Clint’s Notes: The fifth P

The American Franchise Act is probably going to pass this year.

If you’re a franchisor, this will mean a lot more clarity on what you can and can’t do when it comes to helping your franchisees with hiring. The joint employer fog that’s kept you on the sidelines is about to lift.

When you can finally help your franchisees build better teams, what are you actually going to tell them?

Playbooks for (almost) everything

You’ve built playbooks for everything. Product, pricing, location strategy, marketing. Your franchisees know exactly what to do.

But the thing that actually separates your top performers from your struggling ones? That’s the people they hire. And most franchisors don’t have a playbook to hand off to franchisees for that, not because you don’t want to help, but because you’ve unsure of what you can and can’t legally do to support because of joint employer issues.

What you told me  

I handed out a lot of copies of The Franchise People Playbook at IFA last month. And it’s been really fun hearing your reactions now that you’ve had a chance to read it. The part that keeps coming up in the emails I’m getting is this idea of the “fifth P.”

If you haven’t read it yet… what are you waiting for?! Kidding. (Mostly.)

I’ll cover the concept briefly, but The Franchise People Playbook is free to download here.

You’ve probably heard of the four Ps of marketing: Product, Price, Place, Promotion. These fundamentals haven’t changed in decades because they work. And in franchising, you provide it all to franchisees. That’s the big benefit of joining the system.

At CareerPlug, we talk about a fifth P: People.

Who you hire, how you train them, and the path you create for employee growth is what establishes your identity within your franchise brand. Your people are how you stand out. 

When a customer walks into one of your locations, the product is standardized, pricing is consistent, marketing is there. But the experience they have is determined by whoever’s working that day.

Right now, most franchisees don’t know how to get the fifth P right. They’re winging it, which isn’t a way to win.

AFA + the fifth P

If the AFA passes, franchisors are going to have even more room to move. You’ll be able to provide real guidance on hiring and retention without risking your entire business model. But that doesn’t mean you have to wait. And really, there is no time to wait.

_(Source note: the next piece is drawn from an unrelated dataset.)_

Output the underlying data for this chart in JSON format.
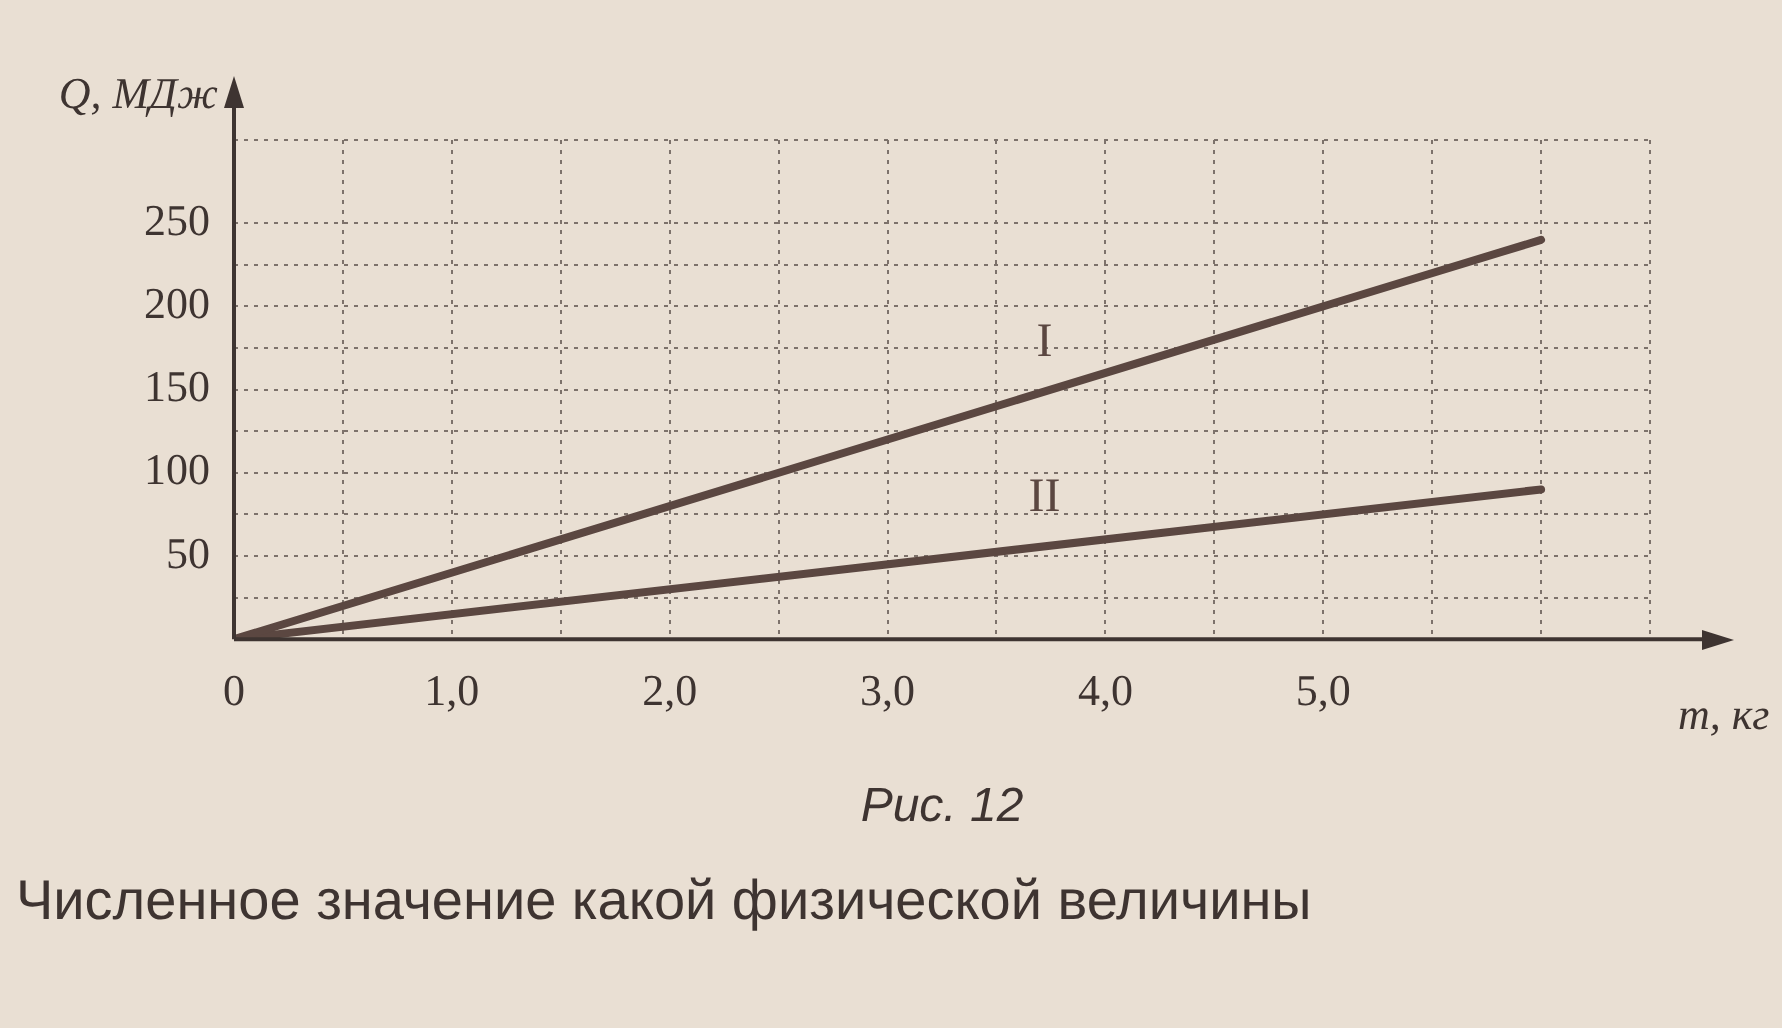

You can set yourself up for success. According to the 2020 National Labor Relations Board ruling, franchisors can set brand standards, offer training materials, establish minimum staffing requirements, and provide helpful resources. 

The franchisors who figure out how to support the people side of their business — systematically, the same way you support operations — are going to pull way ahead of everyone else.